3- Eski CHP - Yeni CHP ve ayrıca her
ikisinin arasında kalanların ne istediği belirginleşti.
4- Deniz Baykal döneminin ardından
Kılıçdaroğlu’yla başlayan; sadece “laiklik”
argümanına tutunmayan, toplumun farklı kesimlerine uzanmak isteyen,
Kürt sorunun çözümünde özellikle son dönemlerde ortaya çıkan
alışıla gelmiş CHP ritüellerinin ve reflekslerinin dışına çıkan,
muhafazakar kesimlere zaman zaman yeşil ışık yakan, toplumsal
olayları yakından izleyen, kıyı partisinden coğrafyanın tümüne
yayılmak isteyen bir parti olmaya doğru evirilmek isteyen,
“dönüşen” bir CHP’nin bu yol haritasında hangi
noktaya eriştiğini görmemizi sağladı.
Yani parti merkez ve taşra teşkilatlarının ne kadar
yenilenip, ne kadar yenilenemediğini, güncellenmenin
- “Loading…” in şuan yüzde kaç olduğunu
gösterdi.
5- Kılıçdaroğlu’nun kriz yönetimi ve
partiyi kontrol etme yeteneğini bir kez daha sınavdan geçirdi.
“Partisini iktidara taşıyabilecek bir lider mi?”
sorusuna daha net cevap verilmesini sağladı.
6- Güler, toplumun “1923 Türkiye’sinin
kurucu aklını” temsil eden kesimlerinin sesi oldu ve zaten
ileriki dönemlerde hararetle önümüze gelecek olan “anayasal
eşit vatandaşlık” tartışmasına ön zemin hazırlayarak;
erken bir münazarayı güpegündüz açmış oldu.

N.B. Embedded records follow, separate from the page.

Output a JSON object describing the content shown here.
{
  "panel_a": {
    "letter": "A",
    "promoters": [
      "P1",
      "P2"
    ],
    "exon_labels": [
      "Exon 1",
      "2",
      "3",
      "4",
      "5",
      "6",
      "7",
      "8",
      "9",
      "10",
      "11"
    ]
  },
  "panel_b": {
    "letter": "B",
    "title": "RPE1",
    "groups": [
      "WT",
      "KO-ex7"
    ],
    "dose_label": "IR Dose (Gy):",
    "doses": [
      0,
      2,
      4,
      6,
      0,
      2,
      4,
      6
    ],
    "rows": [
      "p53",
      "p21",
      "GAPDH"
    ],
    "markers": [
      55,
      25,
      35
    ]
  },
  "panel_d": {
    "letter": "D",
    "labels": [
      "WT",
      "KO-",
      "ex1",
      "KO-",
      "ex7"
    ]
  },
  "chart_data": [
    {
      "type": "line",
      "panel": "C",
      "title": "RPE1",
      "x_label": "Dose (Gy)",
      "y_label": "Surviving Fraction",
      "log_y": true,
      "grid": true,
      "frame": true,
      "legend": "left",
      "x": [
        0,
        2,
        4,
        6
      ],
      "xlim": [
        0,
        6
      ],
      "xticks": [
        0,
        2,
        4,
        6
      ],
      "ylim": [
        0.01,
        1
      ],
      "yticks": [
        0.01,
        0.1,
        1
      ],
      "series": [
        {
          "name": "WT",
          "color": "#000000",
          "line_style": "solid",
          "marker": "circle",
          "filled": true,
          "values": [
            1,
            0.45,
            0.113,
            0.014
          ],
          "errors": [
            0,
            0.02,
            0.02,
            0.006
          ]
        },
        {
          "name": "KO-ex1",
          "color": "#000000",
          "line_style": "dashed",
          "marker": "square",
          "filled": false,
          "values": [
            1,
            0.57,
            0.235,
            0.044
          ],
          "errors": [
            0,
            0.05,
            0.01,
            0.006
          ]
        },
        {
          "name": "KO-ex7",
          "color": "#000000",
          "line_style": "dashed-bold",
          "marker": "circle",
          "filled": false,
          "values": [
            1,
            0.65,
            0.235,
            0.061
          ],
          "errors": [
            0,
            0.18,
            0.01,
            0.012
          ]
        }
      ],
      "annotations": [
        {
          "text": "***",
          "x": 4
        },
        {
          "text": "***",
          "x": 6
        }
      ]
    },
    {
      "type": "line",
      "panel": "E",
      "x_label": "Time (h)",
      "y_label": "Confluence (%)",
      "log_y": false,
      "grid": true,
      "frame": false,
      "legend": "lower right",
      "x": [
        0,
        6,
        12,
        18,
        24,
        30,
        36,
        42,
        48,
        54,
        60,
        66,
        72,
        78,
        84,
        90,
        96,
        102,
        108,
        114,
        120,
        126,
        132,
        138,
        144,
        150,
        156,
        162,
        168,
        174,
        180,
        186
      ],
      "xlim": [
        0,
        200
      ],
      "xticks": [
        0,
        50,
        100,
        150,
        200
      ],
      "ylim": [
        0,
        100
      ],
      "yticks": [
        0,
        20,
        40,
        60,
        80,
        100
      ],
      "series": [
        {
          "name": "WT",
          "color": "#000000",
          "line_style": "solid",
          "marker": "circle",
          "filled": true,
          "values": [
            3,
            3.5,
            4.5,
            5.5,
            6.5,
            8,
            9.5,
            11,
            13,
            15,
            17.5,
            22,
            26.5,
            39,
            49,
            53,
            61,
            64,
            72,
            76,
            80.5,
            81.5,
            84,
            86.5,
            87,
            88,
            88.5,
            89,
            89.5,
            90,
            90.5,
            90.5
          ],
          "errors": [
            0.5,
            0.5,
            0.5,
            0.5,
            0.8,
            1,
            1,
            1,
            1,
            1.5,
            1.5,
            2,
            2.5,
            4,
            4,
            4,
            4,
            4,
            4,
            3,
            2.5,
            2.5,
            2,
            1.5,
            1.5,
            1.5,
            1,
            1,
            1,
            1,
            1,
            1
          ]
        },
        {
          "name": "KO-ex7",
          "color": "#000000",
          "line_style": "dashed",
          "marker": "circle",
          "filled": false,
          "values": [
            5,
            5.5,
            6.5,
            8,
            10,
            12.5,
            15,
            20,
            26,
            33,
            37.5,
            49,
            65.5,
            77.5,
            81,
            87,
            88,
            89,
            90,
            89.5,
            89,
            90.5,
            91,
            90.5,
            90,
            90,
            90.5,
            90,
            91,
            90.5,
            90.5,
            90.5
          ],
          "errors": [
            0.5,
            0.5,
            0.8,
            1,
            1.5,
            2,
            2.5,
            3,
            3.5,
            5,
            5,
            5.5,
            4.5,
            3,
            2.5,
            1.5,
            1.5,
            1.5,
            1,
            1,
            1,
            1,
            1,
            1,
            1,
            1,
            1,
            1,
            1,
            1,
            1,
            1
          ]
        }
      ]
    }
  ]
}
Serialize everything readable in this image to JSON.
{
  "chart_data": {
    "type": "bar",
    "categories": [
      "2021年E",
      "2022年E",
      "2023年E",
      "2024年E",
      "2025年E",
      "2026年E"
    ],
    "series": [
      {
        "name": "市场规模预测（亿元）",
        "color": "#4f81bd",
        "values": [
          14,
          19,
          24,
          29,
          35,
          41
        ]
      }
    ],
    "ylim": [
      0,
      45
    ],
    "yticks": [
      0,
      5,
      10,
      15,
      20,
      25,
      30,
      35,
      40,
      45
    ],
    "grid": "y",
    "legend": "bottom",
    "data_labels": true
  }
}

7- Müzakere sürecini yöneten en önemli aktörler
olan AK Parti ve BDP'nin; toplumun reaksiyonlarını görüp, buna göre
müzakere sürecine ilişkin olumlu yada olumsuz strateji güncellemesi
yapabilmelerine imkân sağladı.
8- Daha önceleri "Kürt kimlği
üzerinden" Kürt siyasal hareketini rahatsız edecek
birçok söylemde bulunmuş gazeteci, politikacı ve sivil toplum
insanlarının; Birgül Ayman Güler'e "faşist"
diyerek, sanki şimdiye kadar anti-kürtçü söylemlere sahip bir tek
Güler'miş gibi kendilerini temizlemeye çalıştıkları bir
"çabalamanın" da ortaya çıkmasına neden
oldu.
***
Bu sebeplerle, olayı milliyetçilik tartışmalarından dışarı
çıkarıp, genel manzarayı “Birgül Ayman Güler”
marka gözlüklerinizi takarak izlemeyi denerseniz,
ilgili söylem sonrasında daha belirginleşen bir politik ortamın
olduğunu göreceksiniz.
Ve sonuç olarak; bu söylem “hayır mı şer
mi?” bir daha düşüneceksiniz.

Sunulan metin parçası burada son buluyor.